The seven were imprisoned after a secret trial in which no evidence was produced to justify the absurd charges against them. The General Assembly of the United Nations has repeatedly condemned the persecution in Iran of members of the Baha’i Faith, that country’s biggest non-Muslim religious minority.
Australian Foreign Minister Julie Bishop sent a message to the event in which she repeated her call for the release of the leaders, who have now served nine years of a 10 year sentence. [For the text of the message, see below]
Mr Stokes said Australians should send a strong message to the Iranian government about its attack on the human rights of the leaders.
He said it was his great honour to host in his electorate one of the jewels of architecture in Australia, the Baha’i temple.
“It is through that association that I have had the opportunity to meet many Baha’is, and I can attest to the wonderful, loving, peaceful, thoughtful and genuinely other-person centred people I have met.
“I have a sense of personal outrage that any government could persecute such people.”
Professor Moens said there is a plethora of international human rights documents that protect the right to freely exercise one’s religion in public and private.
The treatment of the seven Baha’i leaders is “an affront to human dignity” which is contrary to international human standards protecting religious belief and religious practice, Professor Moens said.
“The seven Baha’i leaders should be released immediately and all discrimination against Baha’i people should be discontinued. I hereby call upon the Iranian government to release the seven Baha’i leaders, immediately.”
In his remarks, Professor Quinlan asked those attending from diverse religious traditions to pray for the immediate release of the leaders. He said people of all religions share the desire to “live peaceful and quiet lives with all devotion and propriety”.
Also addressing the meeting was Negar Sabet, the daughter of one of the seven leaders, Mahvash Sabet, whose poems were smuggled out of prison and appear in the 2013 book, Prison Poems.
Now a university student in Australia, Ms Sabet recalled the stress of bringing the poems out from the prison.
“When her first book got published, we laughed and cried,” she said.
“She has suffered all these years but never kept silent. She has adopted her own poetic way of showing constructive resilience and remarkable strength, a way she has expressed herself, her faith and belief.”
Joining her at the podium was Vargha Bolodo-Taefi, the son of Fariba Kamalabadi, another of the imprisoned leaders who shares a cell with Mrs Sabet.
“I consider my mum’s cell a cell of glory,” said Mr Taefi, who now lives in Australia with his wife and baby son.
“Why has the Iranian government subjected a group of its most faithful, obedient, capable and innocent citizens to unwarranted scorn and unjustified repression?” Mr Taefi asked.
“The reason is our belief in the oneness of humankind, independent investigation of truth, equality of women and men, harmony of science and religion and other principles.”
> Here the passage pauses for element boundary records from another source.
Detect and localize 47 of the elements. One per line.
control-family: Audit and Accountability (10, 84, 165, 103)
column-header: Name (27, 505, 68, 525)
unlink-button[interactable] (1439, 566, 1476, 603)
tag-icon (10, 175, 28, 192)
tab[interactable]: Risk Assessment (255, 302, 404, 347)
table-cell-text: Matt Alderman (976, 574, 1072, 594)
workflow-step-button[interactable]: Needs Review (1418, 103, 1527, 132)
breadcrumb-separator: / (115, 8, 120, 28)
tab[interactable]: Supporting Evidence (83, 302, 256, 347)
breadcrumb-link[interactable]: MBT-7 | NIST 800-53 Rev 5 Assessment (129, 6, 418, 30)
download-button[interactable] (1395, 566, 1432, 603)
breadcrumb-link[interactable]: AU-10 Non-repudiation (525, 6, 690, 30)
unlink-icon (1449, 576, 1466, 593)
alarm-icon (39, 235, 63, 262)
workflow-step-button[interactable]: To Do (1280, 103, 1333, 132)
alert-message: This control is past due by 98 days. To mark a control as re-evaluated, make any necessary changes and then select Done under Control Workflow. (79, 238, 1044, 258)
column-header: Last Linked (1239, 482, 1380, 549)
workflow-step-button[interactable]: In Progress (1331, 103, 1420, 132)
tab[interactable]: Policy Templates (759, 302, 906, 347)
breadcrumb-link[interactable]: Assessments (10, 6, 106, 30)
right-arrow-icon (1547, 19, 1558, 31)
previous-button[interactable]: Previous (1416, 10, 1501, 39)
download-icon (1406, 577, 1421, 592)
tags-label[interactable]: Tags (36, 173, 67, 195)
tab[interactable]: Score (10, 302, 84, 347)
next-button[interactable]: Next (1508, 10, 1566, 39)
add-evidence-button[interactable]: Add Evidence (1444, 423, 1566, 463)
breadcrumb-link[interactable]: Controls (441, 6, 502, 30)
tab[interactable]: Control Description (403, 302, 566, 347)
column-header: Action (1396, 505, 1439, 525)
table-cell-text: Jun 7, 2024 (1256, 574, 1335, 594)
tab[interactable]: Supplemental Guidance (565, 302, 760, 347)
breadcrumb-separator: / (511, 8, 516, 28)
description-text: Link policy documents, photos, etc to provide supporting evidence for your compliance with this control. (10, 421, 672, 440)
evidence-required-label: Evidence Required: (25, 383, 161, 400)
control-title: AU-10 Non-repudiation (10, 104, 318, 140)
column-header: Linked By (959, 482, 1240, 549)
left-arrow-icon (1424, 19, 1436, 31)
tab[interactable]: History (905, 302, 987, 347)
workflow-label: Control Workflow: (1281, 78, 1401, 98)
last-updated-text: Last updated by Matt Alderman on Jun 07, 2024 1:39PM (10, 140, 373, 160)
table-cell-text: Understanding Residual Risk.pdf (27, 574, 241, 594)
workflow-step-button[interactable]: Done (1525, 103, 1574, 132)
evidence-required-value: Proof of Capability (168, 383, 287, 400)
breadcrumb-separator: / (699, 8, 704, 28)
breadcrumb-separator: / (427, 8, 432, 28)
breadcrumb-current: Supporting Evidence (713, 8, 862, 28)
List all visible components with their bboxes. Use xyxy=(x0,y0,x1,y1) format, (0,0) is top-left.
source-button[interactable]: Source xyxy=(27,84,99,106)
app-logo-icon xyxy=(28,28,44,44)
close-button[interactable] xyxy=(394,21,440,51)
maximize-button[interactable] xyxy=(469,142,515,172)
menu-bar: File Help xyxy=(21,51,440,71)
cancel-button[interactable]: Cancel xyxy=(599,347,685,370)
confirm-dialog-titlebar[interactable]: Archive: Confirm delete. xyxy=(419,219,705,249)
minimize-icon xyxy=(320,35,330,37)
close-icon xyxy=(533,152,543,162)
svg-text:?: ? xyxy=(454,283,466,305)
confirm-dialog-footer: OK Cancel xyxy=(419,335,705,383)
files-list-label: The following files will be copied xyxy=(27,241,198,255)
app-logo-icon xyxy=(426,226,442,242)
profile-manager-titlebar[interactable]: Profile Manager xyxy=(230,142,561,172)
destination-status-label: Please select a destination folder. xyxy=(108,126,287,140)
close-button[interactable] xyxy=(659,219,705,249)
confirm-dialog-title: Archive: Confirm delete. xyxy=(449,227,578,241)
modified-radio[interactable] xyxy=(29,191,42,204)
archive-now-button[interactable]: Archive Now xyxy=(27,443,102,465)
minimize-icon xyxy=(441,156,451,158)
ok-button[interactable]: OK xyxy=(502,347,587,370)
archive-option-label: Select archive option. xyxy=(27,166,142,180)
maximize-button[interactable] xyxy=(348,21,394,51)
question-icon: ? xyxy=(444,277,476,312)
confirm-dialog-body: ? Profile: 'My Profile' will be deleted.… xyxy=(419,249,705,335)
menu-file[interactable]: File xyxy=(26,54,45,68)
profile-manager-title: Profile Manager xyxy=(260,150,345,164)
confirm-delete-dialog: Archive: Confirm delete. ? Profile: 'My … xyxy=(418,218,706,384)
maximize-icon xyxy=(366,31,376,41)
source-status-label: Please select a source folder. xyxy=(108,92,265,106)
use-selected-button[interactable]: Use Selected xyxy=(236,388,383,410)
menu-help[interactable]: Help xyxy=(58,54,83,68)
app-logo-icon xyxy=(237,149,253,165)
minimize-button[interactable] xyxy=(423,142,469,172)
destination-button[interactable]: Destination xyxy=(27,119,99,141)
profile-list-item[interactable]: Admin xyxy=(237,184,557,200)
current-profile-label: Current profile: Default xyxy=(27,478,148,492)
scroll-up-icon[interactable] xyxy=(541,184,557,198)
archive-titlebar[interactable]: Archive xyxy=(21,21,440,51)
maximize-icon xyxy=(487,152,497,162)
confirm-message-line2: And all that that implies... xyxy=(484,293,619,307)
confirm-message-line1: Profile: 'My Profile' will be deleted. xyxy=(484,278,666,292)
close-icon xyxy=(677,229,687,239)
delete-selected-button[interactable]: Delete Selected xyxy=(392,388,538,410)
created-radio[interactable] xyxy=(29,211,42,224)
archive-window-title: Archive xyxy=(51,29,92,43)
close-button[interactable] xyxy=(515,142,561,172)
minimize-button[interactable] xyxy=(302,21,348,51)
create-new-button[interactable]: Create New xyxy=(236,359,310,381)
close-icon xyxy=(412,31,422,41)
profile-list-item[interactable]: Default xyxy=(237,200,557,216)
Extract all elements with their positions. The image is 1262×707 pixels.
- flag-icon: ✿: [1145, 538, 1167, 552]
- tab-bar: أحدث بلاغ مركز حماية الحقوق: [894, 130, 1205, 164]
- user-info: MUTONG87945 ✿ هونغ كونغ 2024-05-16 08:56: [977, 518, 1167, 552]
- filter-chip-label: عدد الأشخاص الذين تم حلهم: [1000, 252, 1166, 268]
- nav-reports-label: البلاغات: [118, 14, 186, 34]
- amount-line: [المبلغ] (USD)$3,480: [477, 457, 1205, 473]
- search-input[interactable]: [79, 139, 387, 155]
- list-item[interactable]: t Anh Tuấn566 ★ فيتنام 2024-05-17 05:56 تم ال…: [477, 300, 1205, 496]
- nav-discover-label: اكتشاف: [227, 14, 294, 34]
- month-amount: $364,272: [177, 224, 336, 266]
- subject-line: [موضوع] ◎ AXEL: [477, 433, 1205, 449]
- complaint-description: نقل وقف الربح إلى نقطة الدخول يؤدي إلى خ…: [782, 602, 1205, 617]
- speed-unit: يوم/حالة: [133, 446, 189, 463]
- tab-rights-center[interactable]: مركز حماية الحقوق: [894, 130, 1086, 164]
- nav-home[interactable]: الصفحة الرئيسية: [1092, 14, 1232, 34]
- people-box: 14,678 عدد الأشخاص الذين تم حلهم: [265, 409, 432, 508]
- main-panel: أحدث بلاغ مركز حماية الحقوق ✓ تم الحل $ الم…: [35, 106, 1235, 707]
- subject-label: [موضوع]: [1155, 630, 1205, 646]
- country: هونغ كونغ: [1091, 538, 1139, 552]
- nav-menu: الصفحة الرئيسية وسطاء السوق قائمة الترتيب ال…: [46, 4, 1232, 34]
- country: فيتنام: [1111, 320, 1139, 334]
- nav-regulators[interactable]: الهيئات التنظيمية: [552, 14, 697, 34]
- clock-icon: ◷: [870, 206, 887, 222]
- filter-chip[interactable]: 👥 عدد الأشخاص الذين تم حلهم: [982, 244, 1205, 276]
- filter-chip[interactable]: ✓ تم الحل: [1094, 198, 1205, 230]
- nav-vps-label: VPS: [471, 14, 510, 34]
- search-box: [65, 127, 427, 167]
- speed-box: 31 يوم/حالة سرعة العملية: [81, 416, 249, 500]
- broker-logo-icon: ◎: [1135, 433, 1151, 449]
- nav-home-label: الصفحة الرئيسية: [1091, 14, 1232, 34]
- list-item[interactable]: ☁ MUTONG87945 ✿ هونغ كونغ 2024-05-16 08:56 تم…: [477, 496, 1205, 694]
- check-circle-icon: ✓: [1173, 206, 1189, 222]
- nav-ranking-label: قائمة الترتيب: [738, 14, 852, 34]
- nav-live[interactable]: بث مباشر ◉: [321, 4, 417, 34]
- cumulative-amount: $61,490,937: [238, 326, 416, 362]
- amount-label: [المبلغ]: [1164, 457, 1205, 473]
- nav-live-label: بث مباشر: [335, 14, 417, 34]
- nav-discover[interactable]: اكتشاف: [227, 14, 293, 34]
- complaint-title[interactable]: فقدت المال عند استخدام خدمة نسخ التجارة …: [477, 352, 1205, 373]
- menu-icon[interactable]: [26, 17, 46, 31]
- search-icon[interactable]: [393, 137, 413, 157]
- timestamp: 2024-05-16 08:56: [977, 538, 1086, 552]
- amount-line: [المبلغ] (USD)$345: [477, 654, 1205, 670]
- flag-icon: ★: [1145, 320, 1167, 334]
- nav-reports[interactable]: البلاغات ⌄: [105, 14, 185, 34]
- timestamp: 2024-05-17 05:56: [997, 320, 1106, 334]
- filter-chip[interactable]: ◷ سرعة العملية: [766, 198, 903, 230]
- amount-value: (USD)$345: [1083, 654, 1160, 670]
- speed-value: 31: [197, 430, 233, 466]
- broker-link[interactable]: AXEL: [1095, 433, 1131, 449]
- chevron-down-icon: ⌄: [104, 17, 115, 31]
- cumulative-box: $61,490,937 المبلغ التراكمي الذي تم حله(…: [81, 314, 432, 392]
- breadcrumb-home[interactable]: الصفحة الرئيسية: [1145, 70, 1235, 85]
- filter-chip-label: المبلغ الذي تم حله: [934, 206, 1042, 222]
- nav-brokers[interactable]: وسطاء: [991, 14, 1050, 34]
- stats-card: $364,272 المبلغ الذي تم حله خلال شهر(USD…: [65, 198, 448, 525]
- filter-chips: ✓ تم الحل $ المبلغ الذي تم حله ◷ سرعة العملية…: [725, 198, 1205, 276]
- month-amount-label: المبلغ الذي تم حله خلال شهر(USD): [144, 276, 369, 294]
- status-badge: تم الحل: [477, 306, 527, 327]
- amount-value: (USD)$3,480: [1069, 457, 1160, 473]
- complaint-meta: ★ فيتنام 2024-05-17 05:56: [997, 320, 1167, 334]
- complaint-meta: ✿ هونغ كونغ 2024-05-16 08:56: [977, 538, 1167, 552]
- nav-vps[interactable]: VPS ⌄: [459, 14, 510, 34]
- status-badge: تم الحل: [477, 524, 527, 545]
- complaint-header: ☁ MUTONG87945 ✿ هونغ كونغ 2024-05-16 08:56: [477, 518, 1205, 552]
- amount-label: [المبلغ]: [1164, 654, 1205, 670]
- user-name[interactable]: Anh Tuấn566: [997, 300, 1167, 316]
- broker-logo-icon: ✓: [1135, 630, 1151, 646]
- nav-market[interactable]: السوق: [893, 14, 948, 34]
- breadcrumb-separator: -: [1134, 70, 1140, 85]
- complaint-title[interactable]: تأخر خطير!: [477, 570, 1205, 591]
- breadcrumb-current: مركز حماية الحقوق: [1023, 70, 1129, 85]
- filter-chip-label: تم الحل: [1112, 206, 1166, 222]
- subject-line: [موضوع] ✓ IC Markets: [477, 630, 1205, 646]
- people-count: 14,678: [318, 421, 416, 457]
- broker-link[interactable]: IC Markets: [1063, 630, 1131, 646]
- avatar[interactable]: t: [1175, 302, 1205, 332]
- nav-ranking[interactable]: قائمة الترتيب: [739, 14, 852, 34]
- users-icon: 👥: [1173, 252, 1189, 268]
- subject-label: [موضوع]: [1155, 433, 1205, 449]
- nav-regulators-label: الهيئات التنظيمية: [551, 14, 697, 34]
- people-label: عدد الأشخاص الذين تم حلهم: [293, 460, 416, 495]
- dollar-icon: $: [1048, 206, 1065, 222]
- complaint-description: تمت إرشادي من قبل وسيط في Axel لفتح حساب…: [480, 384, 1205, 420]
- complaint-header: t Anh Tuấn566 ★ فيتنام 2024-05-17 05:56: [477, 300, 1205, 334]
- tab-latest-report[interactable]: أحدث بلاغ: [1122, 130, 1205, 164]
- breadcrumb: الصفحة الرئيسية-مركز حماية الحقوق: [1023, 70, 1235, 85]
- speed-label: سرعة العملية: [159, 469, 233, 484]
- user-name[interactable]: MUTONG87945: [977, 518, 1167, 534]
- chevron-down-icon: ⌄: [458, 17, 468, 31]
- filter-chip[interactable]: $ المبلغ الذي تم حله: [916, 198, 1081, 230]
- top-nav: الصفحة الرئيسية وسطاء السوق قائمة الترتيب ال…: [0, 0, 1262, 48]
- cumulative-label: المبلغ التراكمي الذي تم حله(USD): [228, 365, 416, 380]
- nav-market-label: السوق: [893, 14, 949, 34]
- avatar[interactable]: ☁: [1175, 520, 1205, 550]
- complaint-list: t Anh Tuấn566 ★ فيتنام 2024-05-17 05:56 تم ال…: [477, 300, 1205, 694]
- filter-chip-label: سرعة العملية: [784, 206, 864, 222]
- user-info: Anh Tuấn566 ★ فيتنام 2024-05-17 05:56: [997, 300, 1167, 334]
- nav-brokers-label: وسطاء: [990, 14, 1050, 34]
Australian Foreign Minister, the Hon. Julie Bishop MP: 2017 Message to the Australian Baha’i Community
I am saddened to note the ninth anniversary of imprisonment for seven leaders of the Baha’i community in Iran. Australia remains deeply concerned by the human rights situation in Iran and ongoing reports of persecution of minority and ethnic communities, including Baha’is.
“We continue to call for the release of the seven imprisoned Baha’i leaders: Afif Naeimi, Behrouz Tavakkoli, Fariba Kamalabadi, Jamaloddin Khanjani, Mahvash Sabet, Saeid Rezaie, and Vahid Tizfahm. We also call for the release of all prisoners of conscience in Iran.
Australia continues to express our concerns over human rights directly with the Iranian government and in relevant UN fora.
During the 34th regular session of the Human Rights Council in March 2017, Australia issued a statement on the human rights situation in Iran, which, among other areas of concern, highlighted the widespread mistreatment of religious minorities, including Baha’is. At this same Human Rights Council session, Australia also co-sponsored a resolution that extended the mandate of the Special Rapporteur on the human rights situation in Iran.
In November 2016 Australia co-sponsored the UN General Assembly Third Committee Resolution on the human rights situation in Iran. This Resolution expressed serious concern, amongst other things, about incitement to hatred that leads to violence against Baha’is.
Australia will continue to follow closely the human rights situation in Iran and raise our concerns in both bilateral and multilateral fora. It is the firm belief of the Australian Government that freedom of religion and belief is a core human right, and that this freedom must be respected in all countries.